So you've essentially admitted that for two full years D&D players had to play "slogfest" combats using 4e's rules as written.......
No. I've admitted that things have improved. Even before the MM3 math revision I never found that there was a slogfest in heroic tier if you gave the monsters motivations and avoided certain crap monsters (which regrettably included most solos). Of course every edition has crap monsters (1e fewer than most although it brought us the flumph).
I think 4e is the only edition of D&D in history where literally every monster manual has been a significant improvement on the previous one.
Monster math and skill challenge math in the original release of 4e was downright shoddy and broken--even the developers admitted it, though not in so many words.
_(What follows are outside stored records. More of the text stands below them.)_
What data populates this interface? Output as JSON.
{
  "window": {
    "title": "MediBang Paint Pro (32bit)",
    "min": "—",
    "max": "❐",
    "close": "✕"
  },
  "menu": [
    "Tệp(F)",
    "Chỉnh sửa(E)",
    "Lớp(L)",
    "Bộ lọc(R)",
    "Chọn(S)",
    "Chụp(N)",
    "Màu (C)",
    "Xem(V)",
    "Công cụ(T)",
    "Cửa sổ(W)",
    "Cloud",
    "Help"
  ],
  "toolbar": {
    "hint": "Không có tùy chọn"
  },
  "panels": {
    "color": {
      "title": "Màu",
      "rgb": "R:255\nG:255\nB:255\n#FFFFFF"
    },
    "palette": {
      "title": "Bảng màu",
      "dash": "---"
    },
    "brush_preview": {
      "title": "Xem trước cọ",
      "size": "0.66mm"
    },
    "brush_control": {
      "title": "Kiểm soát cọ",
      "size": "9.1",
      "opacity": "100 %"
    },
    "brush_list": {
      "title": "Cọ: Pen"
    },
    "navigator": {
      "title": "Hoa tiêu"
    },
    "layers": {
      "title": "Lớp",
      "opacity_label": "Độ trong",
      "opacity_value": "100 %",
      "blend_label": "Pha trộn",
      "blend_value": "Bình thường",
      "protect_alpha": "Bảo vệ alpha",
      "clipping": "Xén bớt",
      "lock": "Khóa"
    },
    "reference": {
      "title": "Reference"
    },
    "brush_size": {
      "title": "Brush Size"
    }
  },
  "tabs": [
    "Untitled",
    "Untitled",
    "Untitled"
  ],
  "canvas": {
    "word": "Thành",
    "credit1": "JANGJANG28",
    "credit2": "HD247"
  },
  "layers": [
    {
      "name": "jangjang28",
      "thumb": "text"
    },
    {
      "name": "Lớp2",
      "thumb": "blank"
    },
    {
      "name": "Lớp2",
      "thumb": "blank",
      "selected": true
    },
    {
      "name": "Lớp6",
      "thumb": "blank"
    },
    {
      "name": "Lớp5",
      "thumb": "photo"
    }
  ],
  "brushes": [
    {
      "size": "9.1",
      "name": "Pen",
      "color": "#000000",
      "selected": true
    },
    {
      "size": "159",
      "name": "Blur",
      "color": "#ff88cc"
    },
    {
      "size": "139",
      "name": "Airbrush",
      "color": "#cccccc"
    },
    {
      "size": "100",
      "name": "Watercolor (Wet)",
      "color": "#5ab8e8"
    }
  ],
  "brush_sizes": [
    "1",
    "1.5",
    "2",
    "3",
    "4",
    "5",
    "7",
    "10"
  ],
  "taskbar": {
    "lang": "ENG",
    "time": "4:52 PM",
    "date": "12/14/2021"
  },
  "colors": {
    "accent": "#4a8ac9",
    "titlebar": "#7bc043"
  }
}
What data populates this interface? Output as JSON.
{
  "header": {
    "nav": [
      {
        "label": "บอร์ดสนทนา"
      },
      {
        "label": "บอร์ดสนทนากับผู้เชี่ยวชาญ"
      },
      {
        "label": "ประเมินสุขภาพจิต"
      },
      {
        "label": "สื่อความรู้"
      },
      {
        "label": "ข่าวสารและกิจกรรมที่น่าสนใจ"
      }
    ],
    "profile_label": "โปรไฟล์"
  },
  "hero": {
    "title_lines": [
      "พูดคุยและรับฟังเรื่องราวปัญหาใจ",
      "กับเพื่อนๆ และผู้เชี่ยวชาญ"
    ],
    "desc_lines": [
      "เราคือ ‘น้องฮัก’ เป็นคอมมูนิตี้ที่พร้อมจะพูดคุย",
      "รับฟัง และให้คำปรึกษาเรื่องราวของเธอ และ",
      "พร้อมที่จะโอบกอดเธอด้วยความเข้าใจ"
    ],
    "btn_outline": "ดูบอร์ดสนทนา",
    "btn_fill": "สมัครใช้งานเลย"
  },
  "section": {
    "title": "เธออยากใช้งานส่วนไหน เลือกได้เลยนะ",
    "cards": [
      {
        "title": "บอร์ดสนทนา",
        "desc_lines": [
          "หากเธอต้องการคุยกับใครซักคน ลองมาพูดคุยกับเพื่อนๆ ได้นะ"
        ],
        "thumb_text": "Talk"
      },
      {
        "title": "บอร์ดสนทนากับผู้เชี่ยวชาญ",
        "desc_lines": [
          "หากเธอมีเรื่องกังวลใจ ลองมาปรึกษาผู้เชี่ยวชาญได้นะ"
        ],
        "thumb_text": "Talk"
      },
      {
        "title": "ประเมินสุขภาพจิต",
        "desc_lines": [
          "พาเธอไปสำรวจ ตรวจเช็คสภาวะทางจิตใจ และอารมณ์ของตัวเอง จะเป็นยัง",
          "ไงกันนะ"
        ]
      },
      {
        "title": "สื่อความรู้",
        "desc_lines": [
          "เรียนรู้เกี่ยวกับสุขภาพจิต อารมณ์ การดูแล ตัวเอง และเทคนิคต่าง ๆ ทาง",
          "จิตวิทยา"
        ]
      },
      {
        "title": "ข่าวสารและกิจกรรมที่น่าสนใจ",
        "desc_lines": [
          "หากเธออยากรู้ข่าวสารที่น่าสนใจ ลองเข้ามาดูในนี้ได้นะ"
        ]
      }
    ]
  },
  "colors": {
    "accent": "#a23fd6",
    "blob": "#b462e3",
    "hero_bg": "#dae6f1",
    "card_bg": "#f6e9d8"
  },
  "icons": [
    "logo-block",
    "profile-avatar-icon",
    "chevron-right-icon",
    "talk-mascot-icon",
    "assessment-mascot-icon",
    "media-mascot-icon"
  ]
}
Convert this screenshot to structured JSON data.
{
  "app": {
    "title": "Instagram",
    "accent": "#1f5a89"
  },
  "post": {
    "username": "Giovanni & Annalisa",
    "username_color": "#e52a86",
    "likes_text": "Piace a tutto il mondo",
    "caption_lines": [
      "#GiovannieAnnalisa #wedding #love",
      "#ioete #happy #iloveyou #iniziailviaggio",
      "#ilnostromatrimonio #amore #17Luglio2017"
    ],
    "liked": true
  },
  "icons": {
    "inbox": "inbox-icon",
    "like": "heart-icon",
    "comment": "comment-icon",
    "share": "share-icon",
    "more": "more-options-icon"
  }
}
Being forced to defend a system that took two years to get the internal math correct isn't a point in that system's favor, IMHO. In very few industries will a company survive by making consumers wait that long for a working version of its product.
Good job that the math of 3.0 was correct on launch then. And we've never had a 3.5 revision two and a half years later. Or a pathfinder revision. And these have all been perfectly balanced.
Also it's a good job that Gygax didn't seriously have to power up the 1e fighter significantly in Unearthed Arcana
six years after he released the PHB.
In fixing the math, 4e has been
amazingly fast by historical D&D standards. It could, however, have done with a lot more playtesting than it received; they threw out Orcus in 2006 for being insanely complicated and started over (and what's left of Orcus became the Book of 9 Swords - in Orcus literally every class had a different recharge mechanic, and there were at least half a dozen different codition tracks).
You can defend 4e for doing a lot of things right; the baseline damage math of the original product release isn't one of them. And expecting playgroups to hang around for 2 years while the math gets "patched" isn't a winning formula for success in today's market. If the baseline math is broken in 5e, I can guarantee I'm not going to wait around for two years for Mearls and Co. to fix it. I've got way better options for my RPG time than that.
Do you play 3.X? 3.X/Pathfinder's math hasn't been fixed after
twelve years. And when I looked at the idea of playing a Summoner I realised that the summoner I wanted to build could outsneak the rogue using the Eidolon, outfight the fighter using Augmented Summons, and out utility cast a sorceror due to a very nice spell list and not having to use top level slots for combat due to opening most fights with a Summon Monster.